Thirty five young healthy optometry students aged 19-30 years old were recruited from the Illinois College of Optometry. Macular pigment optical density (MPOD) was measured from the right eye using the MapcatSF. Data was collected from each subject over 6 sessions spanning 6 months. A single operator collected the data from each patient. Four measurements were taken at flicker frequencies of both 24 and 31 Hz during each session. Column statistics and ANOVA were done to compare the statistical significance of the results at each time point and over the entire course of the study.
Mean MPOD for the all of the subjects during the initial visit was 0.4135 ± 0.164 and 0.4372 ± 0.161 at the 6 month time point for a difference of 0.0237. There was no significant difference between the MPOD means at the 6 different time points. The mean standard deviation (SD) of the subject’s MPOD readings was 0.0264 ± 0.014 for the initial time point and 0.0156 ± 0.006 at the 6 month time point. The cohort mean SD decreased at each subsequent time point starting at the initial visit and culminating in the lowest SD at 6 months. There is a significant difference between the initial and 6 month time points (p<0.0001) determinerd by ANOVA, Bartlett’s test for equal variance, and Bonferroni’s multiple comparison test.

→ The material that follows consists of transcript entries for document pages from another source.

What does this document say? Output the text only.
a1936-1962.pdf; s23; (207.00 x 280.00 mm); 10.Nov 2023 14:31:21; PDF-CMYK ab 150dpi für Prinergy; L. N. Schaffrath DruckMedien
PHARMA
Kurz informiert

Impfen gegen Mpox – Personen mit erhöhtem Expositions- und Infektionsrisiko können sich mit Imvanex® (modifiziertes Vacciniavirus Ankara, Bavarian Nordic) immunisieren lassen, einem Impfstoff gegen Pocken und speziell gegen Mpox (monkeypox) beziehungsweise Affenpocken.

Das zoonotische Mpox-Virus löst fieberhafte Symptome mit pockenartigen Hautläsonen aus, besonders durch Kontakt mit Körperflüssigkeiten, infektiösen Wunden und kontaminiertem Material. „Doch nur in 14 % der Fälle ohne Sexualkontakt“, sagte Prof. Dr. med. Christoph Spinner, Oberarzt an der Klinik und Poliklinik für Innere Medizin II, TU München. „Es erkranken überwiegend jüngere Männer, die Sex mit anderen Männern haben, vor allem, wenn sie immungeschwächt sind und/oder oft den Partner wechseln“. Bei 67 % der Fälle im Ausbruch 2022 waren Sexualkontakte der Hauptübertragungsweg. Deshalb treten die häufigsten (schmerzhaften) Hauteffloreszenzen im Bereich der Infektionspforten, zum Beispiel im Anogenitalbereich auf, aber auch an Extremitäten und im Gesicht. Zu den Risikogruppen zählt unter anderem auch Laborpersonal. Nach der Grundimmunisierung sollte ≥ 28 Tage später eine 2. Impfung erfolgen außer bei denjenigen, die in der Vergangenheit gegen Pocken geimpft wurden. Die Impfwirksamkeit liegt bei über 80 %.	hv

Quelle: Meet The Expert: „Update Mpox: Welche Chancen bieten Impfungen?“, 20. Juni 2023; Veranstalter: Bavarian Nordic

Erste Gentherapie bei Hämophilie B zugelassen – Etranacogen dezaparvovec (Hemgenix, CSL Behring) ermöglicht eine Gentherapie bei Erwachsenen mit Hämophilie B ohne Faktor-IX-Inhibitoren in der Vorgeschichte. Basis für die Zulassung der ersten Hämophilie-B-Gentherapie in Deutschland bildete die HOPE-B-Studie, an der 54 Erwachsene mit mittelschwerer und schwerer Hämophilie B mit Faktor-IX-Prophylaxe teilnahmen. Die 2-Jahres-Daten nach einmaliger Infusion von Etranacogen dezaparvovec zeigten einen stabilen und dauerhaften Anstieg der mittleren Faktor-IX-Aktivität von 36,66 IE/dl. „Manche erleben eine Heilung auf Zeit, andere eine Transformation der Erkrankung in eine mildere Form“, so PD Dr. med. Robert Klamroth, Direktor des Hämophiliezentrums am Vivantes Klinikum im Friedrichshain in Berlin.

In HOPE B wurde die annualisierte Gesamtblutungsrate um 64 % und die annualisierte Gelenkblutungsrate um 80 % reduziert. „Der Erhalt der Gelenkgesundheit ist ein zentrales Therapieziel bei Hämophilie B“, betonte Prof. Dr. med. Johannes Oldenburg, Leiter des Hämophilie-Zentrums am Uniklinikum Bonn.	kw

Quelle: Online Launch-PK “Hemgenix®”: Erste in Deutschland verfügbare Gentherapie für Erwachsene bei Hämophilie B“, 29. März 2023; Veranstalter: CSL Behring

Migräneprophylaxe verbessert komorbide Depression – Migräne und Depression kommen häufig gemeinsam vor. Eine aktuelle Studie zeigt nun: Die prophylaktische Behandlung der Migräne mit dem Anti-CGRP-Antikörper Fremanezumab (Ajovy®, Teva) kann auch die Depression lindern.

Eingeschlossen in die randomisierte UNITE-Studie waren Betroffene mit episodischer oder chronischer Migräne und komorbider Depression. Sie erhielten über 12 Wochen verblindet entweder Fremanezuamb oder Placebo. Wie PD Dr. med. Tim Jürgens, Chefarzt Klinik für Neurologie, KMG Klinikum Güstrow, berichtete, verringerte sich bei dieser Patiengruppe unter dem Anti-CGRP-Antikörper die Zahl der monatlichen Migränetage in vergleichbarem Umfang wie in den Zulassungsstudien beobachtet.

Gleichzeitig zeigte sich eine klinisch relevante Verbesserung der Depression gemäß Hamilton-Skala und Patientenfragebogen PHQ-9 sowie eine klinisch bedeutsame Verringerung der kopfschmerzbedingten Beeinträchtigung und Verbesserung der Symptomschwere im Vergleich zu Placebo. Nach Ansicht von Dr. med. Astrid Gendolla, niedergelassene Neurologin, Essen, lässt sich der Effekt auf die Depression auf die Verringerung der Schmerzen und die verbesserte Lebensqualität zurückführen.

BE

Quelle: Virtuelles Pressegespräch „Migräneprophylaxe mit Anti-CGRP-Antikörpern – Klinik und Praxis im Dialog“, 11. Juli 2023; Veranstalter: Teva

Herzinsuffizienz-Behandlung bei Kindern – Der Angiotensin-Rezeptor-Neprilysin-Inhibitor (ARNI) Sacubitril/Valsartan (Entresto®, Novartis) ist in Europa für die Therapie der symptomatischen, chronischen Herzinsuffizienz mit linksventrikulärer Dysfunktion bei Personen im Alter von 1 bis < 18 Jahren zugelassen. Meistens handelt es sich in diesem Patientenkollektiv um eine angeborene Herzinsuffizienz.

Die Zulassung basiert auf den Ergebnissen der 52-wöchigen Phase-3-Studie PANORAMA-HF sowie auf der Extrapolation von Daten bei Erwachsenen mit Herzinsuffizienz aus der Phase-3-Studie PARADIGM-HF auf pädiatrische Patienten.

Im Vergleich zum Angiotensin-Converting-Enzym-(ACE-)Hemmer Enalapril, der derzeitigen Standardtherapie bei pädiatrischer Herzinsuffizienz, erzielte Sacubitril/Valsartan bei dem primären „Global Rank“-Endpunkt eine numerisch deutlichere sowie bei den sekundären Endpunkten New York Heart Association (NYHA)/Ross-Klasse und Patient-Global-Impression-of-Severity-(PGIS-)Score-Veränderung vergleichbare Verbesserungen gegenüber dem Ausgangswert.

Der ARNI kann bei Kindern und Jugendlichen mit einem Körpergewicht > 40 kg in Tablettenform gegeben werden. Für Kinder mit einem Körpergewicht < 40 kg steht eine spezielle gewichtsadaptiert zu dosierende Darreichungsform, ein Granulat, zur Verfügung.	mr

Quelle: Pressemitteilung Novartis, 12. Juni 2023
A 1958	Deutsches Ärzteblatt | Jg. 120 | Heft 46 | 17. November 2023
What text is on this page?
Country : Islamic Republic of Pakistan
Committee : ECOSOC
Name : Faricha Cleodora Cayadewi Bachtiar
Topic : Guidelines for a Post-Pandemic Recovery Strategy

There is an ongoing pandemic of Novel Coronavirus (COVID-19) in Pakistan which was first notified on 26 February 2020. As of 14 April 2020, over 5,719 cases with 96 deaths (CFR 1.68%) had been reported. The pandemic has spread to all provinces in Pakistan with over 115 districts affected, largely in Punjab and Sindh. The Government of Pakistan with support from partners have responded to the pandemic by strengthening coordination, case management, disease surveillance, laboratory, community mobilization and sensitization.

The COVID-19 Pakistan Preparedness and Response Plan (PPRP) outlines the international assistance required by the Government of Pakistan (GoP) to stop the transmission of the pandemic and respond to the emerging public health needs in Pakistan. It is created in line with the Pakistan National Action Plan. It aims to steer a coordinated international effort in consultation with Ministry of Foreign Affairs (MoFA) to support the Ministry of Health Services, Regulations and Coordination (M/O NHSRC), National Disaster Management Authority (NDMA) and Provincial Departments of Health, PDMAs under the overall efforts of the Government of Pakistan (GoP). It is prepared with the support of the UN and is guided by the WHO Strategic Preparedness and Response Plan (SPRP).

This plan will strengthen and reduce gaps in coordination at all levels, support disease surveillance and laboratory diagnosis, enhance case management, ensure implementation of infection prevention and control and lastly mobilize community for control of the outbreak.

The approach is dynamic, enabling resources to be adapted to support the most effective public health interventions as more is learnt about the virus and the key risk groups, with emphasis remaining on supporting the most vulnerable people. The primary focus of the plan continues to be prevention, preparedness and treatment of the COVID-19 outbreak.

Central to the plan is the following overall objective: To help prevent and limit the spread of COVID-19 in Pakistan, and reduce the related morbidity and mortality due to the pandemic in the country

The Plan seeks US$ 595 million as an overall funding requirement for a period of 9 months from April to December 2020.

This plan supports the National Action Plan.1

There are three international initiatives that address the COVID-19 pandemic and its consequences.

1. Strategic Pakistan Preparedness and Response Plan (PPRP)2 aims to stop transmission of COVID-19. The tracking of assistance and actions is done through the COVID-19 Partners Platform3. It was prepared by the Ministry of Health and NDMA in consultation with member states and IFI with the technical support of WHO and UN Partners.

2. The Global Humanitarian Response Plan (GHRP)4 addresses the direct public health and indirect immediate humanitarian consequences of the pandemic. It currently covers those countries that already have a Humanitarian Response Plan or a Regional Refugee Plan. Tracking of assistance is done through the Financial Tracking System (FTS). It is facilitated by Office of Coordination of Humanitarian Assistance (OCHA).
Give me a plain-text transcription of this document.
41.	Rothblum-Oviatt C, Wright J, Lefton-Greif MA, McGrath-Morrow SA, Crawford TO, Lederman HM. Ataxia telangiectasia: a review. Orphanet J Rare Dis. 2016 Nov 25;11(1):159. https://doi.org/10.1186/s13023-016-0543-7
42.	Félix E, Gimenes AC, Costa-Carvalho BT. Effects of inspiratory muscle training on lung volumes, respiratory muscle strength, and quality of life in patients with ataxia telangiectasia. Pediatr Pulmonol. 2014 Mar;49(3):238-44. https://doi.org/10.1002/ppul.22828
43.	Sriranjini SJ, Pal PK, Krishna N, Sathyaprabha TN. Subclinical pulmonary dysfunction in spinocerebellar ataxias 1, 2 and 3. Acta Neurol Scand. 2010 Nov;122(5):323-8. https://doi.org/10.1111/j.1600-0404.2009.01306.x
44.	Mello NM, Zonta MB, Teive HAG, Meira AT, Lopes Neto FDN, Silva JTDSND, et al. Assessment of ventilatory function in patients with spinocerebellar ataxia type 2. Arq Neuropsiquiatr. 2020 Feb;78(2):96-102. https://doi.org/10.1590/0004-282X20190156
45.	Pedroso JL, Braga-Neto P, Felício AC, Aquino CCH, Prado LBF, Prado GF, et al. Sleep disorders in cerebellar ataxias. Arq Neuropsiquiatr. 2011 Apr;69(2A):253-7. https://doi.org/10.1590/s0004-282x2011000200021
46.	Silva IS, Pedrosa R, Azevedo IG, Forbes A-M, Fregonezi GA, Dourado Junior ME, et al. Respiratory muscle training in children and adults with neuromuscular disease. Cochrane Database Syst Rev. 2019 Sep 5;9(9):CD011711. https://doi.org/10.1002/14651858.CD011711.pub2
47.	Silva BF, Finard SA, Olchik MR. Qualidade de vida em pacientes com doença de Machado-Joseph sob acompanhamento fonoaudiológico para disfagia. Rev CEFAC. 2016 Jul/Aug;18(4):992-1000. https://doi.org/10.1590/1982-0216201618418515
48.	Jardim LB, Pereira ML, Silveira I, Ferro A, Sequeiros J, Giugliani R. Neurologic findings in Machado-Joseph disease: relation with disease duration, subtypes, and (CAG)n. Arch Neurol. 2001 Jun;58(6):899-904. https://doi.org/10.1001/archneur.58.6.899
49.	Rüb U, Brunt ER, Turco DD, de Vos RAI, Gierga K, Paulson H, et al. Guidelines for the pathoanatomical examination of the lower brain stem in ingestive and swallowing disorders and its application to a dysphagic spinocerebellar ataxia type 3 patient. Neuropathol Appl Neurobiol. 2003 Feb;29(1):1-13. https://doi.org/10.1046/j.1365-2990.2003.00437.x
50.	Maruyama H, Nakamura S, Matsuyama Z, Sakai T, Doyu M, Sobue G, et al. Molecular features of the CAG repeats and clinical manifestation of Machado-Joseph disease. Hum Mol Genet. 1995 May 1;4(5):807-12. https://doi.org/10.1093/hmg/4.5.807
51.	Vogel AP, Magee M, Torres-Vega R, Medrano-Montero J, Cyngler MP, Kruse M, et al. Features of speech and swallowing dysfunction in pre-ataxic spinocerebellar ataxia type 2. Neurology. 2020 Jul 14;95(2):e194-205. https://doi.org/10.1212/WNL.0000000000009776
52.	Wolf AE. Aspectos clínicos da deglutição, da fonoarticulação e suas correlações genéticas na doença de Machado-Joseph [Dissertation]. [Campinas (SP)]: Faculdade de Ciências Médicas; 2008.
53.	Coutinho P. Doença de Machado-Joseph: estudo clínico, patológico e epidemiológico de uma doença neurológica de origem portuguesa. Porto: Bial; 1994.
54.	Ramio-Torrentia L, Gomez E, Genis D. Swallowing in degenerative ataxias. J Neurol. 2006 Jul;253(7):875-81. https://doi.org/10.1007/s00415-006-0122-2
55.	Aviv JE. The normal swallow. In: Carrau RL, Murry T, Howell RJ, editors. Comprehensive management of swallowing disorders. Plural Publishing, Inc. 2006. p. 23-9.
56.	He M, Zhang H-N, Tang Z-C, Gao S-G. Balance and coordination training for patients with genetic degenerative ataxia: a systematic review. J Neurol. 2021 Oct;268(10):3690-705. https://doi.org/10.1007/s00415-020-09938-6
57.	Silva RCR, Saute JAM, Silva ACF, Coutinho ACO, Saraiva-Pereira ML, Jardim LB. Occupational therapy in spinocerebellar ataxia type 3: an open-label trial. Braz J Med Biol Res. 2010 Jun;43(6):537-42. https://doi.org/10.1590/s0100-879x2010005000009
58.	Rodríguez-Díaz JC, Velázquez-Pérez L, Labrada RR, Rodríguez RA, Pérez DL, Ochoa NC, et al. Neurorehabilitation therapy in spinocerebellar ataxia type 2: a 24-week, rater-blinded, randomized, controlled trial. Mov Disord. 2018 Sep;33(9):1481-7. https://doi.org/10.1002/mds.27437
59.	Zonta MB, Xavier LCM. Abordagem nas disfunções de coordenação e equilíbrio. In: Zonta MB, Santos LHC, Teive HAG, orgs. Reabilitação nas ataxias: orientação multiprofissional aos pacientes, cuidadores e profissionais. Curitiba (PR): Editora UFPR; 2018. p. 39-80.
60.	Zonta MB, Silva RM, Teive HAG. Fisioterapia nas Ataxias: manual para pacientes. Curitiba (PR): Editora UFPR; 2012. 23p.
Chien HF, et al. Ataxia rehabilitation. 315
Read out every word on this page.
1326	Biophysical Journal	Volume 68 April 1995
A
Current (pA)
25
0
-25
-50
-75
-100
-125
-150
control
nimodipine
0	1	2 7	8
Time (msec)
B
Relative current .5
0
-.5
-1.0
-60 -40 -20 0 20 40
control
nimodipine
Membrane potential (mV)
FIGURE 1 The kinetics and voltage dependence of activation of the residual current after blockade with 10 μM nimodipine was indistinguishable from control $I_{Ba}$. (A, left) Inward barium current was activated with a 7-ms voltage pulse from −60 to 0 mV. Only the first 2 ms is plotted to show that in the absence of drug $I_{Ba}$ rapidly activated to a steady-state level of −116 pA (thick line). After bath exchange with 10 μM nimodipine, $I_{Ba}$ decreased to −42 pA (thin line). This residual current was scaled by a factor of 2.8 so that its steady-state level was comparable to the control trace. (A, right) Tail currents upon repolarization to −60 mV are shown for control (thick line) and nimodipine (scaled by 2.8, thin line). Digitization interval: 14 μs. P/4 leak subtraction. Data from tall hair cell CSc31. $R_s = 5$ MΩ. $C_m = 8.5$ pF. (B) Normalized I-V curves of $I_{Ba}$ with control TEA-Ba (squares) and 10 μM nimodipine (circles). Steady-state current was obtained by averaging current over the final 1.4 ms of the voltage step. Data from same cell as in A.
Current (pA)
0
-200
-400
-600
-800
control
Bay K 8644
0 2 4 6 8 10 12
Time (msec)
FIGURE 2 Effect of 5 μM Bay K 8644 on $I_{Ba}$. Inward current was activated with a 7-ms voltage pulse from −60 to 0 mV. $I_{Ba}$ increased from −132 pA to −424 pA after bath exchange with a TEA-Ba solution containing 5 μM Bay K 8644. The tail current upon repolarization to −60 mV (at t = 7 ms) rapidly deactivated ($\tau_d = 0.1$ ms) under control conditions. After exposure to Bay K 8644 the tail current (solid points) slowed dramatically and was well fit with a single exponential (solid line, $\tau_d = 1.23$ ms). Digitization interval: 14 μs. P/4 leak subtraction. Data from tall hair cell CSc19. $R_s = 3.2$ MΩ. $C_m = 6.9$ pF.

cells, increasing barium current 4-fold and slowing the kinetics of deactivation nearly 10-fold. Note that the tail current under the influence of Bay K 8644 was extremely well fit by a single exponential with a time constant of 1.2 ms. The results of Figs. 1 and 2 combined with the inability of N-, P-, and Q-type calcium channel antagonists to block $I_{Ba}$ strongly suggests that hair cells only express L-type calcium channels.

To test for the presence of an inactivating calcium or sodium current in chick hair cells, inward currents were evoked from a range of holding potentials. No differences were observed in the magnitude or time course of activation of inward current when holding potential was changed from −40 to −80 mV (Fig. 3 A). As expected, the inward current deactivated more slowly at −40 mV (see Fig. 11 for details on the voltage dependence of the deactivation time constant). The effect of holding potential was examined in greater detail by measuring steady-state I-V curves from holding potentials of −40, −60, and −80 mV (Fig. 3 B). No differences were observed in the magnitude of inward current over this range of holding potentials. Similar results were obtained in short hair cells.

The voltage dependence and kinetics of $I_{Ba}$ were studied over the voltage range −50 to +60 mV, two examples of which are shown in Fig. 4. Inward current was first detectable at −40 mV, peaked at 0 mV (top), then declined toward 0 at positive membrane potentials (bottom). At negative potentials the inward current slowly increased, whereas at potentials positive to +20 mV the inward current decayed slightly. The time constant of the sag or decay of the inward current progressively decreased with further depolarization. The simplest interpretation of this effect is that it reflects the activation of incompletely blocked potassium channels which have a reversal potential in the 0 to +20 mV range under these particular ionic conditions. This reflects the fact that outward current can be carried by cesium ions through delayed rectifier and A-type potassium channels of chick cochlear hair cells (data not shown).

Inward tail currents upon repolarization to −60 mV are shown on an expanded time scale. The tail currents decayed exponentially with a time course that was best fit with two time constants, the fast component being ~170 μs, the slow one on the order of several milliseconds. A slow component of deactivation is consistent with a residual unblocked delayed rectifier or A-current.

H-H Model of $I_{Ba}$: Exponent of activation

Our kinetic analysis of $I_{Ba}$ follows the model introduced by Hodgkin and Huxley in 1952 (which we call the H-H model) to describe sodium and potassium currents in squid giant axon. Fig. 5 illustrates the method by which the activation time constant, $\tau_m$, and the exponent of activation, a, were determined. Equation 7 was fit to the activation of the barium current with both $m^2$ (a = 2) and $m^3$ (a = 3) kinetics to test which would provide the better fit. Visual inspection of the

It is becoming increasingly evident that MP plays an important role in ocular physiology and pathology. If it is going to be monitored with the possibility of diagnosing disease or altering treatment, the need for reliable measurements is imperative. From this limited study, it appears that the MapcatSF demonstrates such reliability and it increases the more the patient is tested, thus implicating a learning component. Further clinical studies are needed in order to aid the clinician in making the most informed decision for his/her patients regarding clinical care.
This is an abstract that was submitted for the 2017 ARVO Annual Meeting, held in Baltimore, MD, May 7-11, 2017.